É preciso segmentar o mercado e posicionar os produtos a serem ofertados, na cesta básica do prazer em servir. Esse deve ser o tema do treinamento de garçons, arrumadeiras, motoristas de taxi, policiais, varejistas, médicos, hoteleiros, dentistas, enfermeiros, aeromoças e comissários de bordo e um sem número de profissionais que estarão frente a frente com o turista.

E para isso, é preciso que esse exército de pessoas domine o espanhol, o inglês, o francês e até mesmo o japonês ou chinês.

Infraestrutura e educação

Quatro anos, aliás, passam rápido; três anos, mais ainda! E os investimentos em infraestrutura e qualificação de pessoas exigem tempo. Um estádio leva tempo para ser reformado, que dirá ser erguido. O mesmo se pode dizer de uma estrada ou aeroporto. Mas, fazer a cabeça das pessoas, para moldar novas competências é um trabalho árduo em educação.

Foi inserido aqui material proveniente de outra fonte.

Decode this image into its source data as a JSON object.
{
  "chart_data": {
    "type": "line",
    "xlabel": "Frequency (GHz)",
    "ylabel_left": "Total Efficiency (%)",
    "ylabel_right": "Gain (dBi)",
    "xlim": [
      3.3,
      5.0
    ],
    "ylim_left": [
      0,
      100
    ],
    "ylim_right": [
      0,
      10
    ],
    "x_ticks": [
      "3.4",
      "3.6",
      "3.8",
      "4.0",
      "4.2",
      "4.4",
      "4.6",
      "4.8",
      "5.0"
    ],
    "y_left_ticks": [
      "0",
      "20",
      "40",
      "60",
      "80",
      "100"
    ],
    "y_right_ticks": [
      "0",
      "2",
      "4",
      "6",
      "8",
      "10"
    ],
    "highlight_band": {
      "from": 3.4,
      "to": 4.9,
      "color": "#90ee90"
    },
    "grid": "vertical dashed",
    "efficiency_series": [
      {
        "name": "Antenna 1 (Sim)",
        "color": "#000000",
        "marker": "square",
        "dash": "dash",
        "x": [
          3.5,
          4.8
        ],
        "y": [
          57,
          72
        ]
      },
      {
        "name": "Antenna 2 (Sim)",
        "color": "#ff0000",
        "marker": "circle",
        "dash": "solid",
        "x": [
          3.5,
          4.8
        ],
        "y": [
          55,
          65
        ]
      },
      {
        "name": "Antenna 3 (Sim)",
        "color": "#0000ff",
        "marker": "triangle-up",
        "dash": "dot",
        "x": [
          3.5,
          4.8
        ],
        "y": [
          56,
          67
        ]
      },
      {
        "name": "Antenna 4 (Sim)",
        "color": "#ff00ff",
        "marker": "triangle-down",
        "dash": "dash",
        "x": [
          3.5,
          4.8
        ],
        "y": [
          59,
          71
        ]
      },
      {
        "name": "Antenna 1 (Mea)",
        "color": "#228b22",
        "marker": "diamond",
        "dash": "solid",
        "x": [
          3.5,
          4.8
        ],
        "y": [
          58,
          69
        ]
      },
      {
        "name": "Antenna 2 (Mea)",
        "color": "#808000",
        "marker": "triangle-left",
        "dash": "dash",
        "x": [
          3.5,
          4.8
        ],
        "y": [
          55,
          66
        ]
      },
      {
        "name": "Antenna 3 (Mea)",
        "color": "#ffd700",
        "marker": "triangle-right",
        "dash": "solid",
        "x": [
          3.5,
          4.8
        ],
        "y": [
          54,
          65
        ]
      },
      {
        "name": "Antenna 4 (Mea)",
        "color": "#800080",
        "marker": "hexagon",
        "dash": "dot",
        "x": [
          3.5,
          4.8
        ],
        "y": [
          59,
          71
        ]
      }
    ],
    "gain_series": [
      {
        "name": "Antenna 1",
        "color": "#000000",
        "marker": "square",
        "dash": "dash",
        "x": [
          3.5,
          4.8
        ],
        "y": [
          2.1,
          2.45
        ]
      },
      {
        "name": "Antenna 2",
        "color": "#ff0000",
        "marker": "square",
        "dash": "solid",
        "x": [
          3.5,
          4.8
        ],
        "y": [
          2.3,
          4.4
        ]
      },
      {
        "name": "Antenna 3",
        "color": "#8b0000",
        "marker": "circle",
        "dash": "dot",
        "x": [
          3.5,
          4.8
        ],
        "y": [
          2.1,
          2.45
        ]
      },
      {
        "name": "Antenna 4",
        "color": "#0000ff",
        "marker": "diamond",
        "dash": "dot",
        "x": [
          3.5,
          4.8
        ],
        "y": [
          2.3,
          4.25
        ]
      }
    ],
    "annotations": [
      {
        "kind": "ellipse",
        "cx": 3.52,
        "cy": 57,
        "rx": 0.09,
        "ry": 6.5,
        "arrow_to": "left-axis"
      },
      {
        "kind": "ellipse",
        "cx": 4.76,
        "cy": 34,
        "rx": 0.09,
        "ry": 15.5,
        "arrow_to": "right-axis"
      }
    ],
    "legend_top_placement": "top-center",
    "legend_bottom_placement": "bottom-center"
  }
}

Portanto, infra-estrutura e educação são a “bola da vez” da economia de mercado.
Mas também não é só. As carências do Brasil se tornam mais expostas, a partir do desdobramento de necessidades aparentes. É como reformar uma casa: só se sabe quando começa, mas não quando termina. No meio de tantas necessidades, destacamos duas que não costumam estar nas prioridades: os serviços de atendimento, o prazer de servir; e o marketing para as cidades vizinhas às sedes de jogos.

As áreas mais visadas para qualificação acelerada, serão: infraestrutura, varejo, gastronomia, hospitalidade, saúde, segurança, transportes (aéreos, urbanos, marítimos, fluviais, ferroviários etc.), eventos e varejo, entre outros.

As cidades próximas às cidades sede deverão disputar o turista, procurando oferecer bom entretenimento, boa hospitalidade, bons serviços de gastronomia e, sobretudo, ter prazer em servir.

Cada cidade deve buscar seus próprios caminhos, suas estratégias devem ser consistentes com os desafios que ele deverá enfrentar. E a busca da qualificação de pessoas, deve ter como foco: a competência.

E aqui vai um resumo das mais importantes ações de marketing:
1.      Investir em pesquisa para identificar quem será o turista e o que ele deseja;
2.      Conhecer o comportamento do consumidor;
3.      Começar desde já uma campanha de comunicação para “vender” a cidade, destacando seus atrativos;
4.      Formar pessoas e qualificá-las: isso exige recursos e as prefeituras, órgãos públicos e empresas privadas devem realizar imediatamente seus planejamentos, se já não o fizeram, e providenciar as verbas necessárias.